Kicking into high gear, the dedicated practitioners had examined her and given her medication after which they suggested she return to the facility every couple of weeks for close monitoring until her delivery. She shares this experience with a thoughtful gaze, “my boy, now four years, is a miracle child considering the ordeal I went through while I was pregnant with him.” she adds. Luckily, the skilled nurses and midwives detected this condition early hence Mastula surviving to share the tale.
Listening to Mastula’s story as I waited to meet with the health workers was a rude reminder. Lately, many mothers in Uganda have not been as lucky and have succumbed to pre-eclampsia. It presents with high blood pressure, sudden weight gain, swelling of the face and hands are some of the clear symptoms of pre-eclampsia.
Detecting pre-eclampsia/eclampsia early is vital for the health of both mothers and their babies. This is so that the condition can be closely monitored and managed by health workers to avoid severe complications in pregnancy and around child birth.
Pre-eclampsia/eclampsia are on the rise in Uganda and contribute heavily to maternal mortality. According to Uganda’s Reproductive, Maternal, Newborn, Child and Adolescent Health Sharpened Plan (2016-2019), pre-eclampsia and eclampsia claims 12 per cent of women lives during childbirth annually. Pre-eclampsia puts a mother at a higher risk of still birth which often results into severe bleeding, preterm birth among other fatalities.
Pre-eclampsia/eclampsia are just one category of the numerous conditions that threaten the lives of pregnant women. It astounds me that pregnancy should continue to be a life-threatening risk for women. With appropriate and timely access to quality healthcare throughout pregnancy, this should be a problem of the past.
The government has tirelessly worked to put measures in place to reduce maternal mortality over the past few years and their efforts are commendable. However, despite this progress, a lot more needs to be done to ensure that no pregnant woman dies before or during childbirth.
This is achievable if there is access to equitable quality of care across the regions of the country. Quality healthcare requires that mothers are assessed and examined by skilled health workers at regular antenatal visits. This is in addition to delivering in a safe and well-equipped hospital environment.

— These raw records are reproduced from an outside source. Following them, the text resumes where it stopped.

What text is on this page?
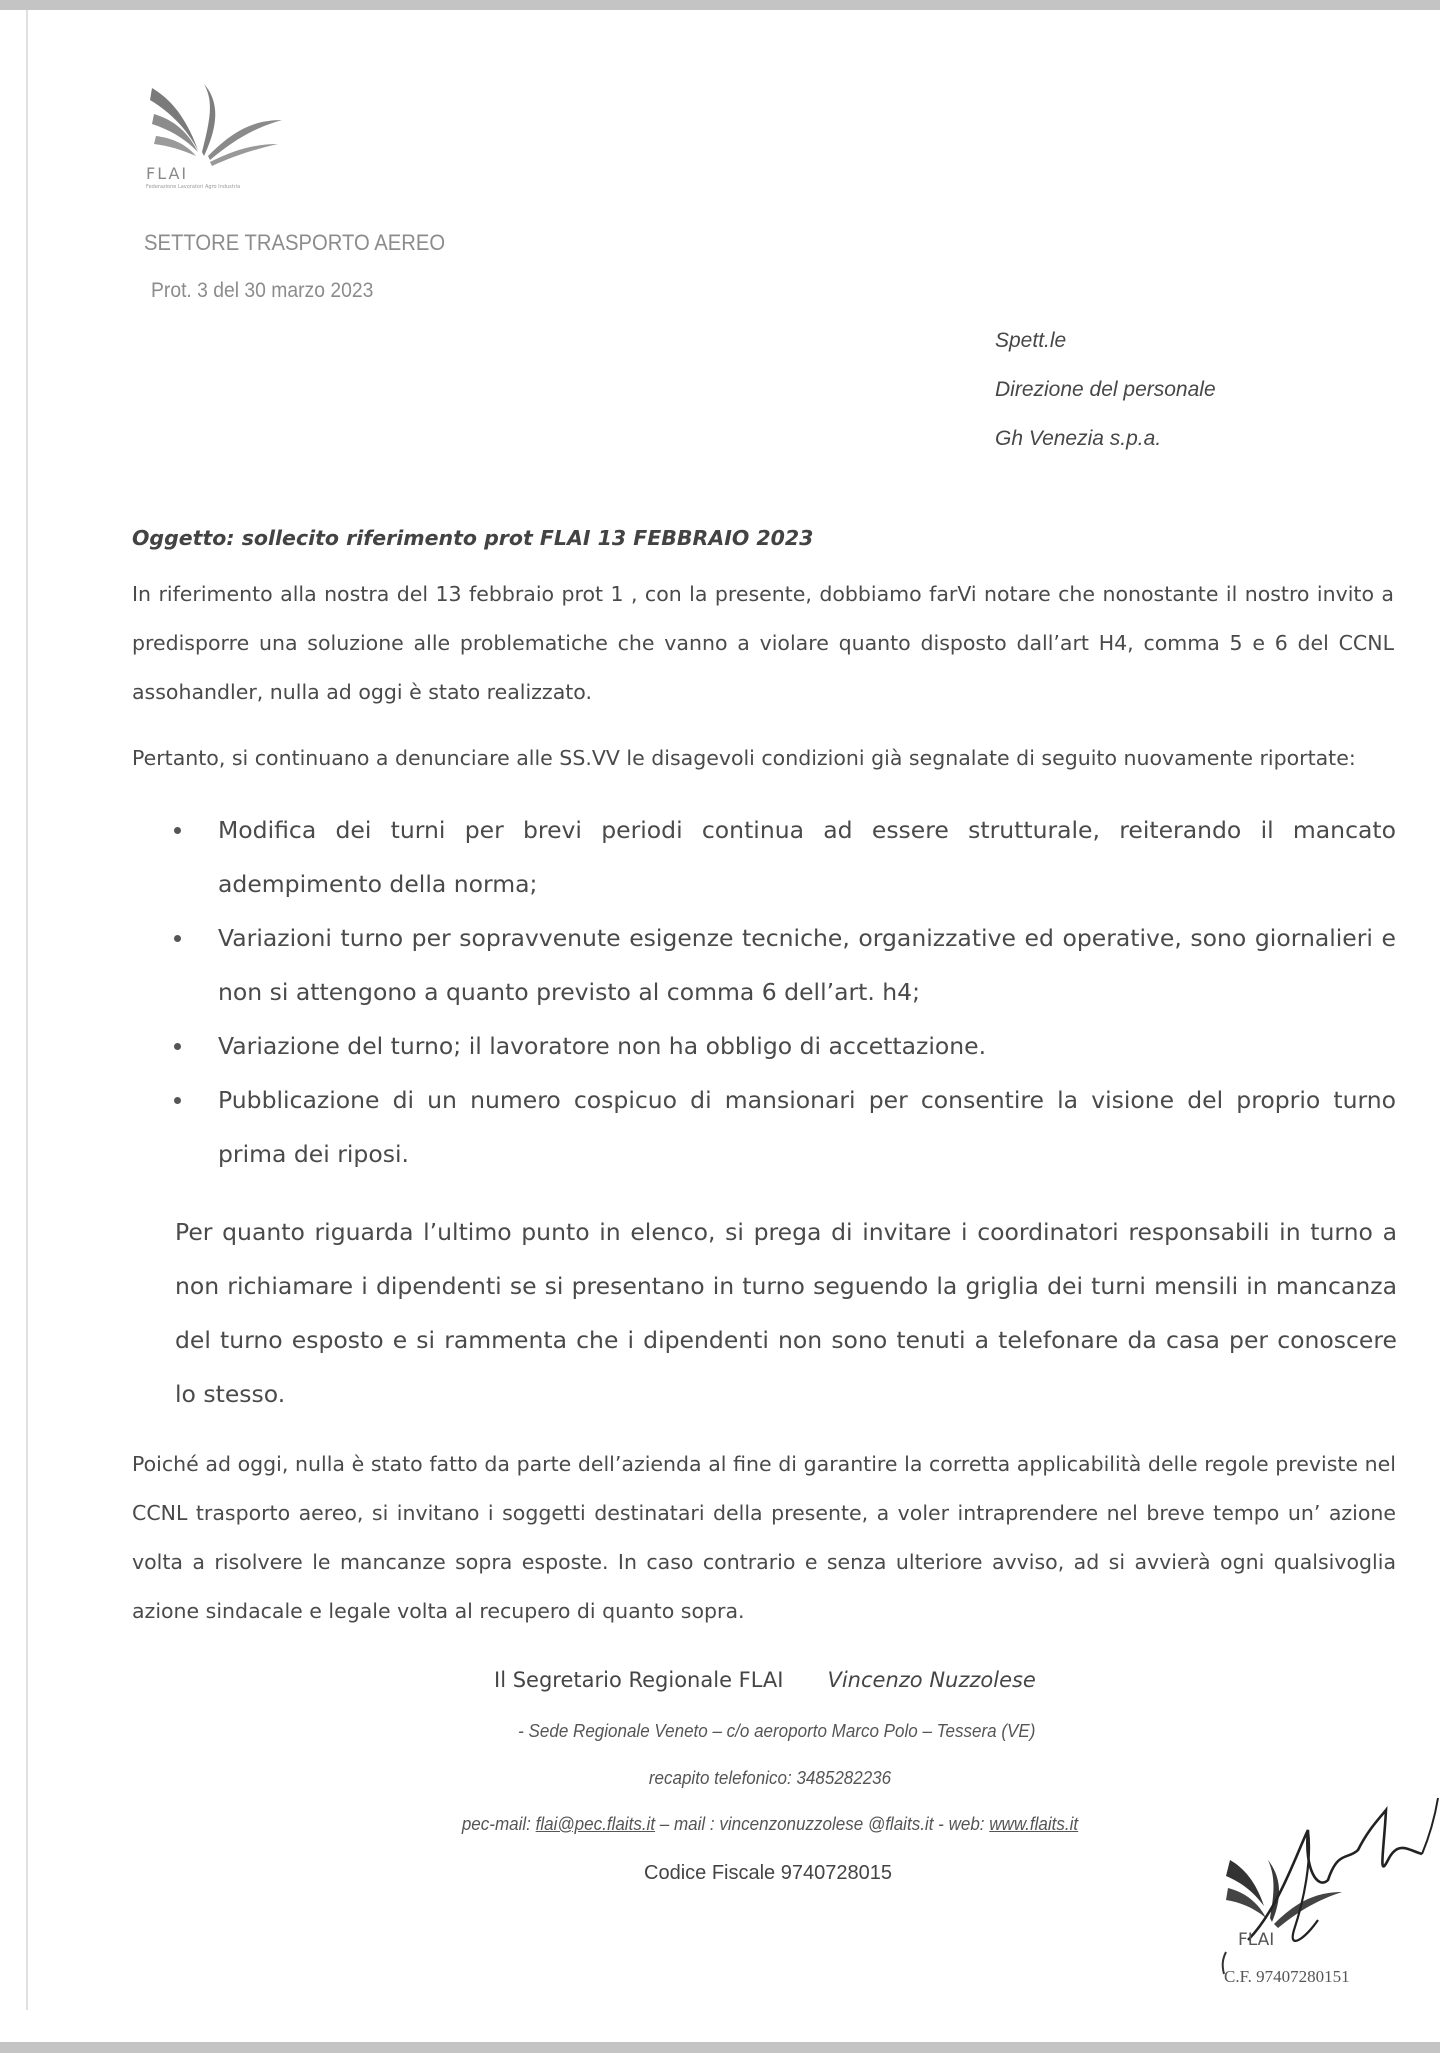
FLAI
Federazione Lavoratori Agro Industria
SETTORE TRASPORTO AEREO
Prot. 3 del 30 marzo 2023
Spett.le
Direzione del personale
Gh Venezia s.p.a.
Oggetto: sollecito riferimento prot FLAI 13 FEBBRAIO 2023

In riferimento alla nostra del 13 febbraio prot 1 , con la presente, dobbiamo farVi notare che nonostante il nostro invito a predisporre una soluzione alle problematiche che vanno a violare quanto disposto dall’art H4, comma 5 e 6 del CCNL assohandler, nulla ad oggi è stato realizzato.

Pertanto, si continuano a denunciare alle SS.VV le disagevoli condizioni già segnalate di seguito nuovamente riportate:

Modifica dei turni per brevi periodi continua ad essere strutturale, reiterando il mancato adempimento della norma;
Variazioni turno per sopravvenute esigenze tecniche, organizzative ed operative, sono giornalieri e non si attengono a quanto previsto al comma 6 dell’art. h4;
Variazione del turno; il lavoratore non ha obbligo di accettazione.
Pubblicazione di un numero cospicuo di mansionari per consentire la visione del proprio turno prima dei riposi.

Per quanto riguarda l’ultimo punto in elenco, si prega di invitare i coordinatori responsabili in turno a non richiamare i dipendenti se si presentano in turno seguendo la griglia dei turni mensili in mancanza del turno esposto e si rammenta che i dipendenti non sono tenuti a telefonare da casa per conoscere lo stesso.

Poiché ad oggi, nulla è stato fatto da parte dell’azienda al fine di garantire la corretta applicabilità delle regole previste nel CCNL trasporto aereo, si invitano i soggetti destinatari della presente, a voler intraprendere nel breve tempo un’ azione volta a risolvere le mancanze sopra esposte. In caso contrario e senza ulteriore avviso, ad si avvierà ogni qualsivoglia azione sindacale e legale volta al recupero di quanto sopra.

Il Segretario Regionale FLAI Vincenzo Nuzzolese
- Sede Regionale Veneto – c/o aeroporto Marco Polo – Tessera (VE)
recapito telefonico: 3485282236
pec-mail: flai@pec.flaits.it – mail : vincenzonuzzolese @flaits.it - web: www.flaits.it
Codice Fiscale 9740728015
FLAI
C.F. 97407280151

If we can improve maternal healthcare, we can improve entire health systems and strengthen families. When a woman dies from pregnancy complications or childbirth, her family and community suffer.
The fate of Ugandan women lies largely in the hands of health workers - the midwives, who if unable to detect such complications early enough, could lead to death. Well-trained and skilled health workers make all the difference. I like that the government is reinforcing its commitment to improve quality of care in maternal and newborn services through partnerships.

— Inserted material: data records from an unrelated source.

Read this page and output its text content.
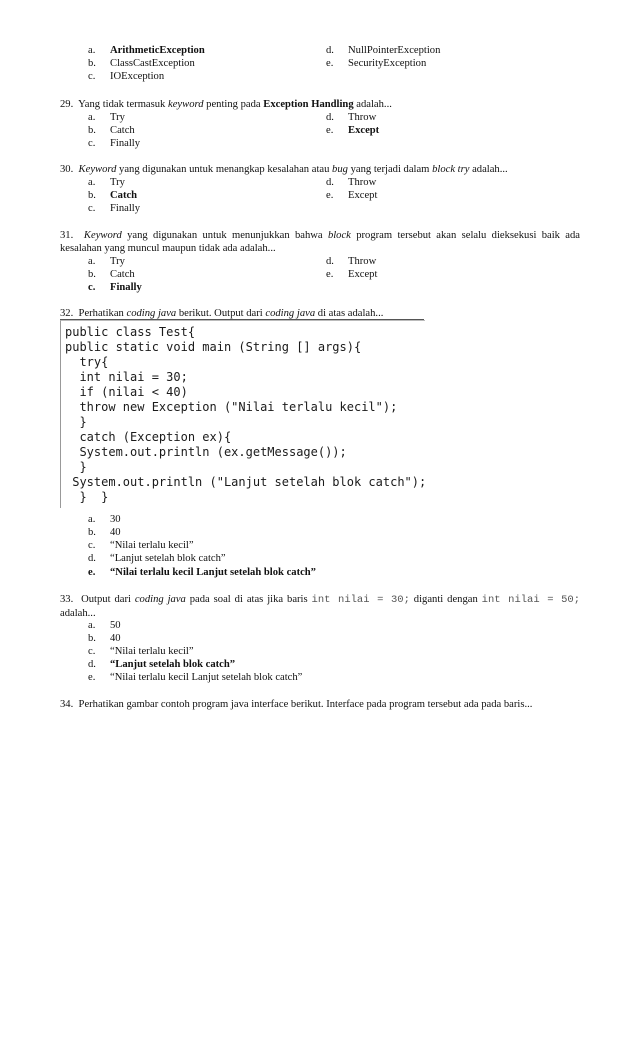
a. ArithmeticException	d. NullPointerException
b. ClassCastException	e. SecurityException
c. IOException
29. Yang tidak termasuk keyword penting pada Exception Handling adalah...
a. Try	d. Throw
b. Catch	e. Except
c. Finally
30. Keyword yang digunakan untuk menangkap kesalahan atau bug yang terjadi dalam block try adalah...
a. Try	d. Throw
b. Catch	e. Except
c. Finally
31. Keyword yang digunakan untuk menunjukkan bahwa block program tersebut akan selalu dieksekusi baik ada kesalahan yang muncul maupun tidak ada adalah...
a. Try	d. Throw
b. Catch	e. Except
c. Finally
32. Perhatikan coding java berikut. Output dari coding java di atas adalah...
public class Test{
public static void main (String [] args){
try{
int nilai = 30;
if (nilai < 40)
throw new Exception ("Nilai terlalu kecil");
}
catch (Exception ex){
System.out.println (ex.getMessage());
}
System.out.println ("Lanjut setelah blok catch");
}  }
a. 30
b. 40
c. “Nilai terlalu kecil”
d. “Lanjut setelah blok catch”
e. “Nilai terlalu kecil Lanjut setelah blok catch”
33. Output dari coding java pada soal di atas jika baris int nilai = 30; diganti dengan int nilai = 50; adalah...
a. 50
b. 40
c. “Nilai terlalu kecil”
d. “Lanjut setelah blok catch”
e. “Nilai terlalu kecil Lanjut setelah blok catch”
34. Perhatikan gambar contoh program java interface berikut. Interface pada program tersebut ada pada baris...
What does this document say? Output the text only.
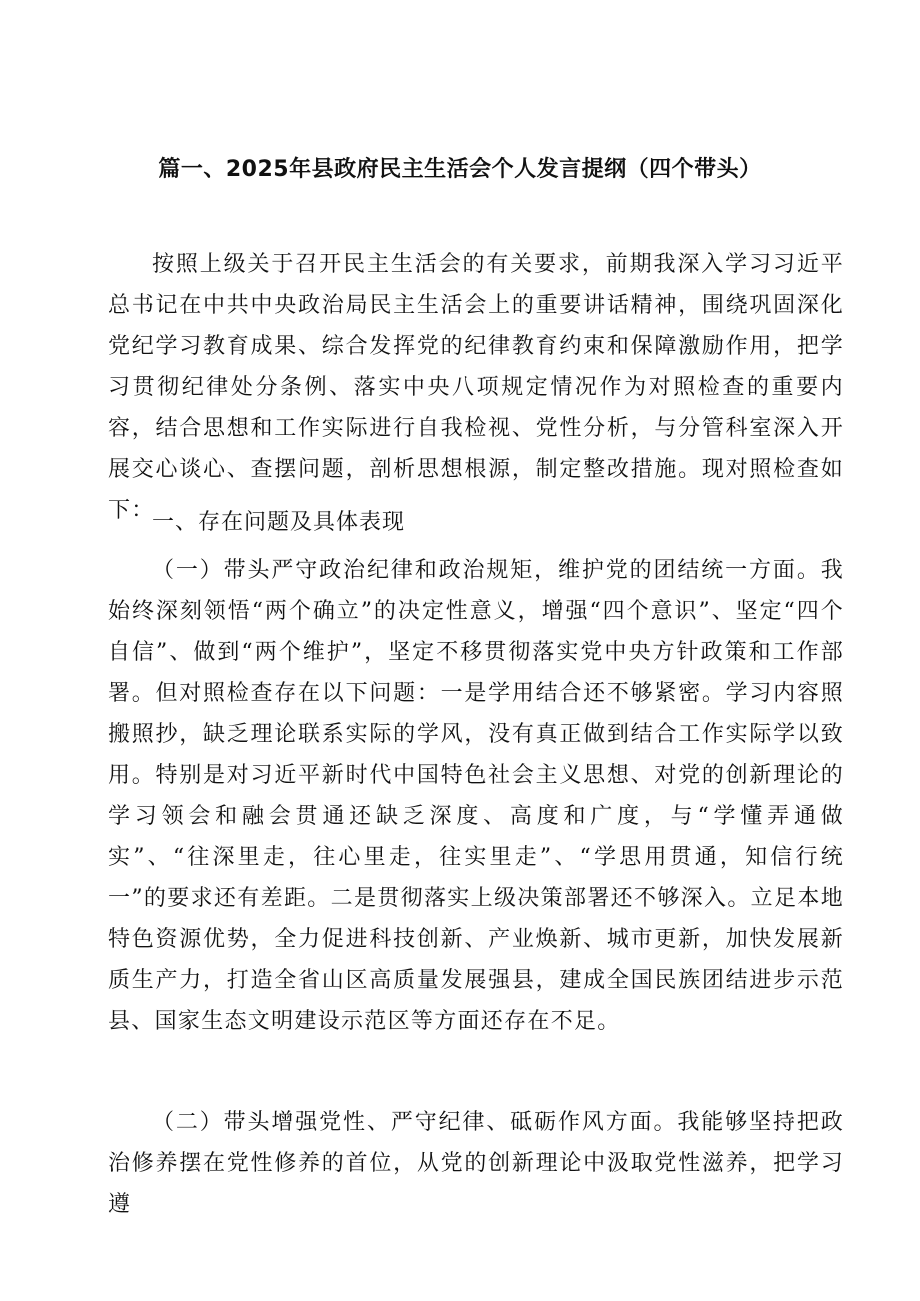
篇一、2025年县政府民主生活会个人发言提纲（四个带头）

按照上级关于召开民主生活会的有关要求，前期我深入学习习近平总书记在中共中央政治局民主生活会上的重要讲话精神，围绕巩固深化党纪学习教育成果、综合发挥党的纪律教育约束和保障激励作用，把学习贯彻纪律处分条例、落实中央八项规定情况作为对照检查的重要内容，结合思想和工作实际进行自我检视、党性分析，与分管科室深入开展交心谈心、查摆问题，剖析思想根源，制定整改措施。现对照检查如下：

一、存在问题及具体表现

（一）带头严守政治纪律和政治规矩，维护党的团结统一方面。我始终深刻领悟“两个确立”的决定性意义，增强“四个意识”、坚定“四个自信”、做到“两个维护”，坚定不移贯彻落实党中央方针政策和工作部署。但对照检查存在以下问题：一是学用结合还不够紧密。学习内容照搬照抄，缺乏理论联系实际的学风，没有真正做到结合工作实际学以致用。特别是对习近平新时代中国特色社会主义思想、对党的创新理论的学习领会和融会贯通还缺乏深度、高度和广度，与“学懂弄通做实”、“往深里走，往心里走，往实里走”、“学思用贯通，知信行统一”的要求还有差距。二是贯彻落实上级决策部署还不够深入。立足本地特色资源优势，全力促进科技创新、产业焕新、城市更新，加快发展新质生产力，打造全省山区高质量发展强县，建成全国民族团结进步示范县、国家生态文明建设示范区等方面还存在不足。

（二）带头增强党性、严守纪律、砥砺作风方面。我能够坚持把政治修养摆在党性修养的首位，从党的创新理论中汲取党性滋养，把学习遵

Jhpiego, in partnership with Ministry of Health, builds capacity of health workers in different parts of the country with the skills, knowledge, and confidence to improve the quality of care of services.
This training plays a significant role in in preventing the needless deaths of women and their babies during pregnancy, childbirth, and in the immediate post-delivery.
Mothers like Mastula deserve the best quality of care we can offer. As we make these demands of health workers, I also implore the government to improve remuneration and an enabling environment for service providers to keep them motivated.
Dr Nabukeera is the head of programmes, Jhpiego Uganda.